Blitz via radio, a Pechino va in onda la protesta

Incursione in diretta di "Reporters sans frontières" sulle frequenze del canale di Stato: appello alla libertà di espressione. Manifestazioni in tutto il mondo per denunciare le violazioni dei diritti umani. Allarme bomba per un aereo dell’Air China decollato dal Giappone

Blitz via radio, a Pechino va in onda la protesta

Good Morning China. Nel primo giorno di Olimpiadi la sveglia alla Cina l’ha data la radio, ma l’invito non era quello di aprire gli occhi su un giorno atteso da tempo, bensì su un futuro che pare ancora lontano.

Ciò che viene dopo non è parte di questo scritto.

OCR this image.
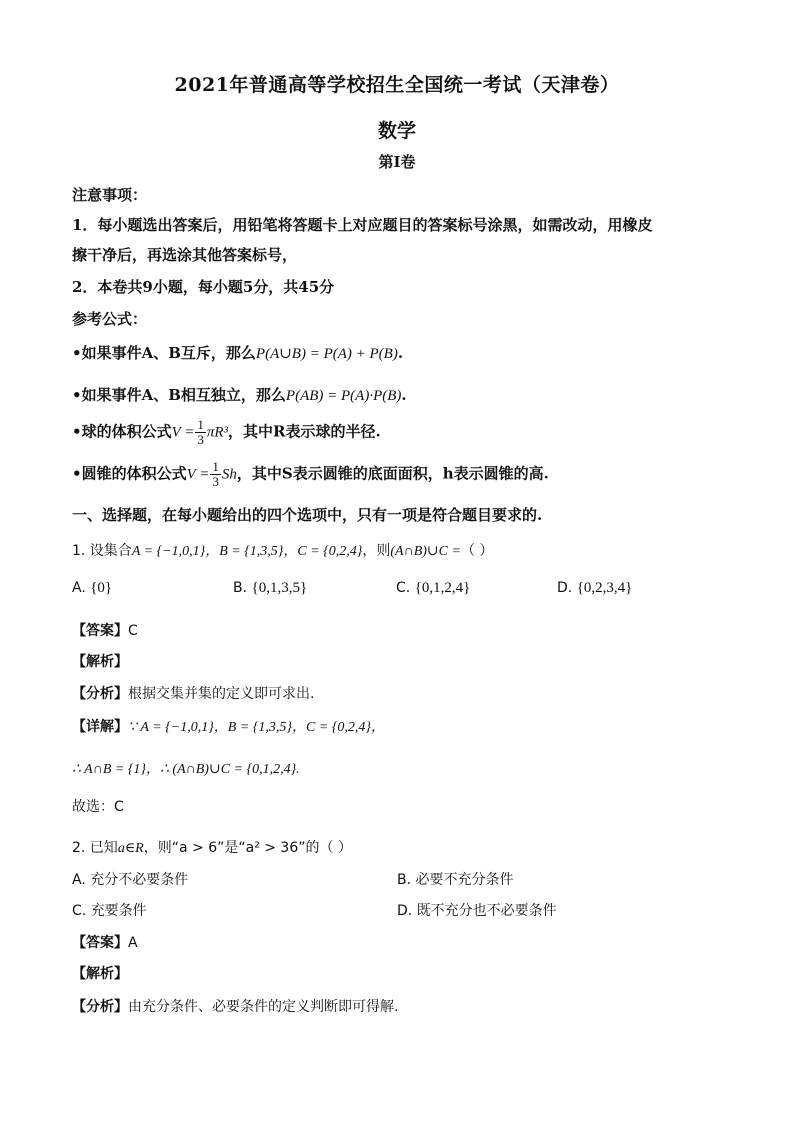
2021年普通高等学校招生全国统一考试（天津卷）
数学
第I卷
注意事项：
1．每小题选出答案后，用铅笔将答题卡上对应题目的答案标号涂黑，如需改动，用橡皮
擦干净后，再选涂其他答案标号，
2．本卷共9小题，每小题5分，共45分
参考公式：
•如果事件A、B互斥，那么P(A∪B) = P(A) + P(B).
•如果事件A、B相互独立，那么P(AB) = P(A)·P(B).
•球的体积公式$V = \frac{1}{3} \pi R^3$，其中R表示球的半径.
•圆锥的体积公式$V = \frac{1}{3}$ Sh，其中S表示圆锥的底面面积，h表示圆锥的高.
一、选择题，在每小题给出的四个选项中，只有一项是符合题目要求的.
1. 设集合A = {−1,0,1}，B = {1,3,5}，C = {0,2,4}，则(A∩B)∪C =（ ）
A. {0}	B. {0,1,3,5}	C. {0,1,2,4}	D. {0,2,3,4}
【答案】C
【解析】
【分析】根据交集并集的定义即可求出.
【详解】∵ A = {−1,0,1}，B = {1,3,5}，C = {0,2,4}，
∴ A∩B = {1}，∴ (A∩B)∪C = {0,1,2,4}.
故选：C
2. 已知a∈R，则“a > 6”是“a² > 36”的（ ）
A. 充分不必要条件	B. 必要不充分条件
C. 充要条件	D. 既不充分也不必要条件
【答案】A
【解析】
【分析】由充分条件、必要条件的定义判断即可得解.
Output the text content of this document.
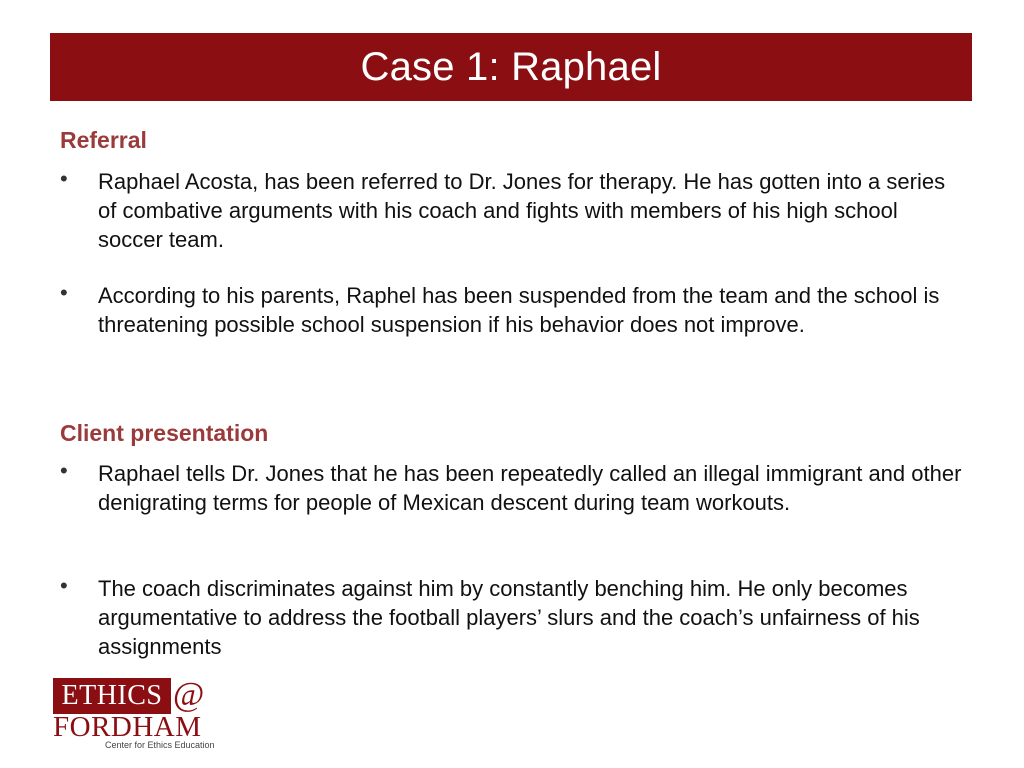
Case 1: Raphael
Referral
• Raphael Acosta, has been referred to Dr. Jones for therapy. He has gotten into a series of combative arguments with his coach and fights with members of his high school soccer team.
• According to his parents, Raphel has been suspended from the team and the school is threatening possible school suspension if his behavior does not improve.
Client presentation
• Raphael tells Dr. Jones that he has been repeatedly called an illegal immigrant and other denigrating terms for people of Mexican descent during team workouts.
• The coach discriminates against him by constantly benching him. He only becomes argumentative to address the football players’ slurs and the coach’s unfairness of his assignments
ETHICS @
FORDHAM
Center for Ethics Education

Con un blitz senza precedenti, l’organizzazione Reporters sans frontières è riuscita a impossessarsi della frequenza radiofonica 104.4 della radio di Stato per diffondere a Pechino downtown un messaggio a favore della libertà d’espressione in Cina. Alle 8.08, dodici ore prima del momento fatidico scelto per dare il via ai Giochi, una voce di donna, in inglese, poi in francese e in cinese, ha fatto breccia nella «muraglia» del regime.

Pesanti le accuse lanciate via etere dal gruppo di Robert Menard, grazie ad alcune antenne mobili: «Questo è il nostro modo di prenderci gioco della censura cinese, questo è il nostro modo per affermare che nonostante le vostre misure repressive, non metterete mai a tacere la voce delle persone». E poi via a ricordare le promesse fatte sette anni fa dal comitato cinese organizzatore dei Giochi sulla libertà di stampa, «promesse mai mantenute: i reporter stranieri non sono stati liberi di girare per il Paese, per esempio non potrebbero recarsi in Tibet in questi giorni a fare delle interviste, mentre i giornalisti locali devono sostenere un tirocinio di un anno per “imparare” che cosa si può e che cosa non si deve dire». La trasmissione clandestina è stata la prima ad andare in onda senza l’avallo dello Stato. Di fronte allo stadio olimpico, intanto, numerosi manifestanti sono stati bloccati dalla polizia mentre all’interno del «Bird’s nest» fervevano gli ultimi preparativi della coloratissima cerimonia. Già, ma nonostante il nome, nemmeno lo stadio è riuscito a fare da «nido» sicuro ai valori dei Giochi: uno dei suoi padri, l’architetto cinese Ai Weiwei, che ha collaborato con lo studio svizzero Herzog & De Meuron, è tornato a ribadire il suo disappunto: «Mi dissocio da quanto avviene: la gioia del progetto è finita, tutto il resto è spazzatura. Non voglio associare il mio nome con le Olimpiadi perché odio i sentimenti mossi dalla propaganda». Poco olimpico anche il clima dei cieli: per un allarme bomba, in mattinata, un volo di Air China da Nagoya, in Giappone, diretto a Chongqing, in Cina, via Shanghai è stato fatto rientrare e gli altri voli della compagnia sono stati sospesi. In tutto il mondo il testimone della protesta è così stato raccolto, rimbalzando nuovamente dalle sedi sportive a quelle politiche.

L’episodio più doloroso si è verificato in Nepal: 1400 tibetani, fra cui monaci, suore e studenti, sono stati arrestati a Kathmandu nel corso di una protesta davanti all’ambasciata cinese. Mai nel Paese «cugino» del Tibet erano stati arrestati così tanti manifestanti in un solo giorno, a partire dal marzo scorso quando le rivolte anti cinesi si sono fatte quotidiane.

A Nuova Delhi l’ambasciata cinese è stata presa di mira da un gruppo di 150 monaci tibetani.

La polizia li ha arrestati mentre, con le loro tonache color zafferano, cercavano di arrampicarsi sulle barriere metalliche, incuranti del filo spinato che le ricopriva. In Turchia, invece, un esule cinese di etnia uigura della provincia musulmana dello Xinjiang si è dato fuoco davanti all’ambasciata cinese di Ankara ed è ora ricoverato con ustioni gravi su tutto il corpo.